I received this book for free from Edelweiss in exchange for an honest review. This does not affect my opinion of the book or the content of my review.
Series: The Sin Eater's Daughter #1
Published by Scholastic Press on February 24th, 2015
Genres: Fantasy, Young Adult
Seventeen-year-old Twylla lives in the castle. But although she’s engaged to the prince, Twylla isn’t exactly a member of the court.
She’s the executioner.
As the Goddess embodied, Twylla instantly kills anyone she touches. Each month she’s taken to the prison and forced to lay her hands on those accused of treason. No one will ever love a girl with murder in her veins. Even the prince, whose royal blood supposedly makes him immune to Twylla’s fatal touch, avoids her company.

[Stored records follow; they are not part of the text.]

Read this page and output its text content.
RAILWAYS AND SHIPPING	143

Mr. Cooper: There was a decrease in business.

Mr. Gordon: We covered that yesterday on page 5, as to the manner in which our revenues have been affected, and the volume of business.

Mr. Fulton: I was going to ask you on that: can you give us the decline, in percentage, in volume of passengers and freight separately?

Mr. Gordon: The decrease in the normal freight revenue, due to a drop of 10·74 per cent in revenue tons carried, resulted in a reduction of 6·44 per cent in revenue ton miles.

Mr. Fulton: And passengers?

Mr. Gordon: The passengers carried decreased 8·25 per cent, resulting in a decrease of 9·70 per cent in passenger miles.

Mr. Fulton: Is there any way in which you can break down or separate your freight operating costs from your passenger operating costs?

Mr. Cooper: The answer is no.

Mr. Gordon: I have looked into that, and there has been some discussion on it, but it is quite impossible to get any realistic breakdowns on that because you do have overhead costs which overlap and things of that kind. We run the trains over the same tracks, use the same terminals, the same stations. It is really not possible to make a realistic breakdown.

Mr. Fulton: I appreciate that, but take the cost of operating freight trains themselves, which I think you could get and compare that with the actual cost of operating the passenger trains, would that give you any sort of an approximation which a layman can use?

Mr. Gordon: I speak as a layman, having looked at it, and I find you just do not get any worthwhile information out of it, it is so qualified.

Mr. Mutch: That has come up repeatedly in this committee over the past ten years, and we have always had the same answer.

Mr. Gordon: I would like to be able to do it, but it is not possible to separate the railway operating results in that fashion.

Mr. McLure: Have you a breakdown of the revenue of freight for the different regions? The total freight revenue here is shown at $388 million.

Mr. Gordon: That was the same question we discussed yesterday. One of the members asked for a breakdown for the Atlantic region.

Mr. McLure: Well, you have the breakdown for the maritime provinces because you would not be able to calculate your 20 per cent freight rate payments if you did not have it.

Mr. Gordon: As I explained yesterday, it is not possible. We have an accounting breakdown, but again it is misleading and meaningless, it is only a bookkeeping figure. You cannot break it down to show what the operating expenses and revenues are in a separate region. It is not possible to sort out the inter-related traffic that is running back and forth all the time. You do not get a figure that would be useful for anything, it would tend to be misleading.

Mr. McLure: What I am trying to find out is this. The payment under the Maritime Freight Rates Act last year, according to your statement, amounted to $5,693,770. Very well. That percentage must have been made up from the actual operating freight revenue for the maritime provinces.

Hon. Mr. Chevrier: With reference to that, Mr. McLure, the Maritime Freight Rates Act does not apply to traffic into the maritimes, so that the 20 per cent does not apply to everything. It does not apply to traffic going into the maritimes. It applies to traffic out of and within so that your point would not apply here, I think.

But then a new guard arrives, a boy whose easy smile belies his deadly swordsmanship. And unlike the others, he’s able to look past Twylla’s executioner robes and see the girl, not the Goddess. Yet Twylla’s been promised to the prince, and knows what happens to people who cross the queen.
However, a treasonous secret is the least of Twylla’s problems. The queen has a plan to destroy her enemies, a plan that requires a stomach-churning, unthinkable sacrifice. Will Twylla do what it takes to protect her kingdom? Or will she abandon her duty in favor of a doomed love?
I first heard about this book from Nikki at There Were Books Involved. I promptly forgot about it until my friend Jackie came over for a week long visit and we somehow got on the topic of how I periodically review young adult books. She then told me that her friend Mel was publishing a book, and named it. That brought Nikki’s WoW post back into a new light and I was super excited for it ever since.
I’m sorry to say that it didn’t live up to my expectations. Though, honestly, I set the bar pretty high. I’ve heard this book compared to Shatter Me and Graceling, but I’ve read neither of those, so I can’t make those comparisons. And, honestly, it really only fell flat in a certain area for me. Most of the book is pretty awesome and creative. I especially liked the idea of Sin Eating, which, once I looked up is actually a form of religious magic that exists in many ancient cultures. The book described specific foods be laid out for specific misdeeds, and the Sin Eater herself as a massive woman with various scruples. Overall, the flashbacks to the rituals were some of the most interesting parts of the book for me.
Twylla is a bit of a pushover. At one point I compared her to Sansa Stark before all the family murder. She’s still very much on the porcelain part of the Sansa Stark spectrum. She takes poison without questioning, and her touch is used to execute condemned criminals. Though, at this point, I began to question the validity of that claim, because that would mean it’s coming out of her pores. The royal household and their servants didn’t feel the need to take much precaution outside of touching her directly. What of the dining area she sat at? What of her silverware? What of her bedding? What of her clothes? What of her regular baths? Wouldn’t those all be poisoned as well? No one seemed to care. I guess, theoretically, in a somewhat lower scale society lacking science, that would make sense on the surface, but in actuality, it made no sense to me.
Which, I guess, was the point because after a certain area of the book, Twylla realizes that she’s not poisonous after all and that it’s all been for show. A poorly constructed farce, if you will. Though, it seems that anyone who had any hint that it was a farce outside of the ruling circle, ended up dead or maimed.
There’s some standard political plots going on, with people dying to suit the needs of those who wish to stay in power, regardless of being a threat of any massive proportion or not. There’s also some fantastical elements added to the political plot. Despite wanting to go to war, they also want free flowing gold, and the only way to get free flowing gold is to raise some sort of heart eating demon prince who’s been asleep for five centuries. It doesn’t seem like a really good plan, and the book itself doesn’t go into what will happen if, perhaps, the prince doesn’t like the economic and political change that’s happened over the course of his slumber and instead wants to change it. What happens when they can’t control this awful beast that they’ve summoned? I guess that will be dealt with in a later book, but so far, outlook is awful, at best.
The one issue I had with this book was the head over heels love interest and the technical love triangle. But, really the one part of the triangle was more of a Sturmhond thing, with more an moral idea of duty and honor than any sort of feelings or chemistry. Still, the main love interest Lief, and his story line is that of a nineties romantic comedy. Granted, I was really into those at one time, but the whole ‘paid to seduce/falls in love with’ plot has gotten old and tired for me. Plus, Marek’s acceptance of her love for Lief was a little annoying. He was more of a pushover than Twylla was about it. He didn’t care that she slept with the guy. And Twylla didn’t care that Lief had betrayed her. It was all void of outrage where outrage should go. The person who was the most outraged by any of it was the queen and she was playing a ruse. Ugh.
Anyway, the romance ruined this book for me. I’m super curious about the implications of a risen cursed prince, so I’ll probably read the next one. That romance though, why. Why you gotta be that way? Why? Bleh.